O Ministério Público do Trabalho resgatou 44 trabalhadores, sendo 35 paraguaios e nove indígenas brasileiros, vivendo em situação análoga à escravidão em uma propriedade rural em Iguatemi. Os trabalhadores vão receber R$ 107 mil, referente a quitação de verbas rescisórias e demais obrigações acessórias, calculadas pela Fiscalização do Trabalho durante todo o período de serviços prestados.
As vítimas foram contratadas para a colheita manual de mandioca e submetidas a condições semelhantes à escravidão pela constatação do chamado "truck system", que é o endividamento dos trabalhadores em razão de obrigatória aquisição de mercadorias, em estabelecimento do empregador, mediante cobrança de preços acima da média, conforme detalharam representantes da Fiscalização do Trabalho e da Polícia Federal que atuaram de forma conjunta na diligência.
Os serviços foram paralisados imediatamente e os trabalhadores deslocados em um ônibus, até à sede da fazenda, onde os agentes públicos puderam retomar o procedimento de identificação e obtenção de declarações. Eles teriam sido recrutados por uma empresa prestadora de serviço, mediante a formalização de um contrato de pequena empreitada.
Após o flagrante, os auditores da Superintendência Regional do Trabalho, acompanhados por policiais militares, deslocaram-se até a cidade de Iguatemi, onde deram continuidade à coleta de depoimentos dos trabalhadores que estavam sob cuidados da Secretaria Municipal de Assistência Social e daqueles que não se encontravam na propriedade rural, na data da inspeção, em razão de problemas de saúde.
A operação teve origem em denúncia registrada junto à Delegacia de Polícia Federal de Naviraí, no dia 8 de setembro. Além da quitação das verbas rescisórias, o contratante desses trabalhadores submetidos a condições degradantes de trabalho assinou, no dia 22 de setembro, Termo de Ajuste de Conduta perante o Ministério Público do Trabalho por meio do qual, e ao longo de dez cláusulas, comprometeu-se a cumprir diversas obrigações de fazer e não fazer previstas na legislação laboral vigente, no caso de admitir outros empregados para a execução de serviços variados, assim como a regularizar a situação do coletivo de empregados paraguaios e indígenas brasileiros encontrado nesta operação de combate ao trabalho escravo.
Além de configurar uma violação à legislação trabalhista, reduzir alguém a condição análoga à de escravo é crime no artigo 149. O Código Penal Brasileiro prevê pena de reclusão de dois a oito anos, e multa, além da pena correspondente à violência cometida.
Na sequência da ação fiscal, dois homens envolvidos na prática criminosa – responsáveis pela lavoura de mandioca e pela contratação dos trabalhadores – foram detidos em flagrante delito. Eles foram encaminhados para a Delegacia de Polícia Federal de Naviraí e liberados após o pagamento de fiança, por cada um, no valor de R$ 50 mil.

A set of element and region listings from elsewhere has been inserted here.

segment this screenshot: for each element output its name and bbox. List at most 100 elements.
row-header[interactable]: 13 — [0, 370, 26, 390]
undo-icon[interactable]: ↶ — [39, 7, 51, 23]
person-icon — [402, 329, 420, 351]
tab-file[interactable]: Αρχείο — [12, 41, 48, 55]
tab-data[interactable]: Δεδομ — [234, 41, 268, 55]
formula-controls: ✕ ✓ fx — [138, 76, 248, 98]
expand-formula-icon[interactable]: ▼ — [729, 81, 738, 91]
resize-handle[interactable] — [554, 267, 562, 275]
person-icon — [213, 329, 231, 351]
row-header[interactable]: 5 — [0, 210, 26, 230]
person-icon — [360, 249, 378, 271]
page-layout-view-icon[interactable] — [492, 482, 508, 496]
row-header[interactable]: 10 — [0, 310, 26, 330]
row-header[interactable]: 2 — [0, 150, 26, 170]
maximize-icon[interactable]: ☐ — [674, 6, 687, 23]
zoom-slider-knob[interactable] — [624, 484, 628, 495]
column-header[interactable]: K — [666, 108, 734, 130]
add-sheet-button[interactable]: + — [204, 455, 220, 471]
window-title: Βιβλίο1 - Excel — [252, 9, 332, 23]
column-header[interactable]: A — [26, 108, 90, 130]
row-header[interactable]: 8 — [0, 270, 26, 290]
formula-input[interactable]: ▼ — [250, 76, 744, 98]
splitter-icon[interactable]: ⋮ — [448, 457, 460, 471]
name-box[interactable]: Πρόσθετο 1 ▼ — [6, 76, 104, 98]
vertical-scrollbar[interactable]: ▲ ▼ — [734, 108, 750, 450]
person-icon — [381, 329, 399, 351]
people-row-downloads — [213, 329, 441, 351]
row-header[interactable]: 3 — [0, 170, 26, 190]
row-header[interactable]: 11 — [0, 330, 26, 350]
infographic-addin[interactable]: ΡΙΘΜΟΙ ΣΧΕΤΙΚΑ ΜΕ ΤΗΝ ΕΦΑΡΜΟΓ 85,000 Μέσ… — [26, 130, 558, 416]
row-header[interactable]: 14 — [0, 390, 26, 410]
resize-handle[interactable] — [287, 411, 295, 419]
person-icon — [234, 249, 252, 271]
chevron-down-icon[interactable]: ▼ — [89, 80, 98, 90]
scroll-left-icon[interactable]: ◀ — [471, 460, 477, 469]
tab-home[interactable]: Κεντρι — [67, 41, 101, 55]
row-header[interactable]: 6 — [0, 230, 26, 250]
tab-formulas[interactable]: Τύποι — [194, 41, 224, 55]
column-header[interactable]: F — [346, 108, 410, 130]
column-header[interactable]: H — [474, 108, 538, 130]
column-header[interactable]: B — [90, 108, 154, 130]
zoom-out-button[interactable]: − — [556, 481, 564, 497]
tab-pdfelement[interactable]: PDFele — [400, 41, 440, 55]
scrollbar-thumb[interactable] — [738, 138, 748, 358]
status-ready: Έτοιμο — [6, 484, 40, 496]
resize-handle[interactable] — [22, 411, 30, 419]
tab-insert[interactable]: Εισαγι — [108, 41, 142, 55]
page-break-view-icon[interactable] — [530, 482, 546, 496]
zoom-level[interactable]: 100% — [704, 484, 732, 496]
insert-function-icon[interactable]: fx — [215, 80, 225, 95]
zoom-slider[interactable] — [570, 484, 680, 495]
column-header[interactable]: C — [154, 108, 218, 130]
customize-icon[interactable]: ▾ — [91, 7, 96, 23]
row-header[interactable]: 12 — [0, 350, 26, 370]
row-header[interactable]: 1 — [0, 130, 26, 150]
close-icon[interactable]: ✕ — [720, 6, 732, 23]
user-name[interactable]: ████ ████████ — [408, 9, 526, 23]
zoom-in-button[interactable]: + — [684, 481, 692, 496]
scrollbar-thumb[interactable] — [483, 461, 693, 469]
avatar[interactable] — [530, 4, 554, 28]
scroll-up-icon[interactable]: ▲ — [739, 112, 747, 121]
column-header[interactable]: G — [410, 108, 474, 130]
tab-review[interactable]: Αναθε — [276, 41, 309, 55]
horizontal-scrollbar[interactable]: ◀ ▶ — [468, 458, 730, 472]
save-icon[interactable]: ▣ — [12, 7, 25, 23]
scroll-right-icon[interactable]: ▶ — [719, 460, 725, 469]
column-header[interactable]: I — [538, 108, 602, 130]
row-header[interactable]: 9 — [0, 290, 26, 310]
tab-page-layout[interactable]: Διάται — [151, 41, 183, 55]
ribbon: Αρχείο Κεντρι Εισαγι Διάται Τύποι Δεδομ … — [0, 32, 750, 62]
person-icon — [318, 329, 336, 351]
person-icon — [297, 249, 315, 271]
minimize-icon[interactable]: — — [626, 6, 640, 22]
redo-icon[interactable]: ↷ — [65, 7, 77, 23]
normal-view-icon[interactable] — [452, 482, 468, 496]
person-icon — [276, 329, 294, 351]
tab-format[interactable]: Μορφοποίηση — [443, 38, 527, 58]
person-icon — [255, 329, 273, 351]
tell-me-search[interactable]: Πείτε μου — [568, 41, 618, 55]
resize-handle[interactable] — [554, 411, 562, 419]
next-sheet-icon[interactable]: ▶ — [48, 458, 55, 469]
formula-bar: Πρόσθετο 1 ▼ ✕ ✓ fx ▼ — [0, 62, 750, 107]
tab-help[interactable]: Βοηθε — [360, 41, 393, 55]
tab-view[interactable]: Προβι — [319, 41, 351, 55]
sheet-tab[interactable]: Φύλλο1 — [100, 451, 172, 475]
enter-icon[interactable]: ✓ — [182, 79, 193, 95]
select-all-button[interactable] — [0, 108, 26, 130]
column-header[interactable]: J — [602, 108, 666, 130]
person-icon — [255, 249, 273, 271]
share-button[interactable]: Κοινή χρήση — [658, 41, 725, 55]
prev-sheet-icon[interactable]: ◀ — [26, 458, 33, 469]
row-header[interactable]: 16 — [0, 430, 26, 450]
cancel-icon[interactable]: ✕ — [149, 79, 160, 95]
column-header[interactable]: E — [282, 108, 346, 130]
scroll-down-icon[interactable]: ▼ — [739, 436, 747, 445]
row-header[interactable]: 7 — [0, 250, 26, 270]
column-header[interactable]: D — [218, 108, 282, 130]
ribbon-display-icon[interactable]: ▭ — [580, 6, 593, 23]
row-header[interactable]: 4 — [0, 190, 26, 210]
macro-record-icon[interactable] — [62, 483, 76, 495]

Não é apenas a privação de liberdade que torna o trabalho análogo ao de escravo, mas sim, a ausência de dignidade. Esses 44 trabalhadores foram flagrados sob parte dos quatro elementos que caracterizam o contexto: condições degradantes de trabalho, incompatíveis com a dignidade humana, caracterizadas pela violação de direitos fundamentais e que coloquem em risco a saúde e a segurança do trabalhador; jornada exaustiva (em que o trabalhador é submetido a esforço excessivo ou sobrecarga de trabalho que acarreta danos à sua integridade); trabalho forçado (manter a pessoa no serviço por meio de fraudes, isolamento geográfico, ameaças e violências físicas e psicológicas) e servidão por dívida (quando o trabalhador fica preso ao serviço por causa de um débito ilegal). Os elementos podem vir juntos ou isoladamente.
O número de vítimas do trabalho análogo ao de escravo em Mato Grosso do Sul em 2022 já supera o total registrado ao longo de 2021. Até o dia 20 de setembro, 116 trabalhadores foram resgatados, conforme relatório da Auditoria-fiscal do Trabalho em Mato Grosso do Sul, órgão vinculado ao Ministério do Trabalho e Previdência, do governo federal. Durante todo o ano passado, 81 trabalhadores foram flagrados laborando em condições degradantes.
Ainda conforme o levantamento do órgão, em 2022, das 78 ações fiscais realizadas na atividade rural, foram constatadas condições análogas às de escravo em nove estabelecimentos. Em 2021, das 112 propriedades rurais inspecionadas, foram realizados 11 procedimentos fiscais com resgate de trabalhadores.
Todo cidadão que presenciar pessoas atuando de formas que caracterizem o trabalho análogo ao de escravo pode denunciar ao MPT. Basta acessar o site: www.prt24.mpt.mp.br/servicos/denuncias ou pelo aplicativo MPT Pardal, voltado para o recebimento de denúncias.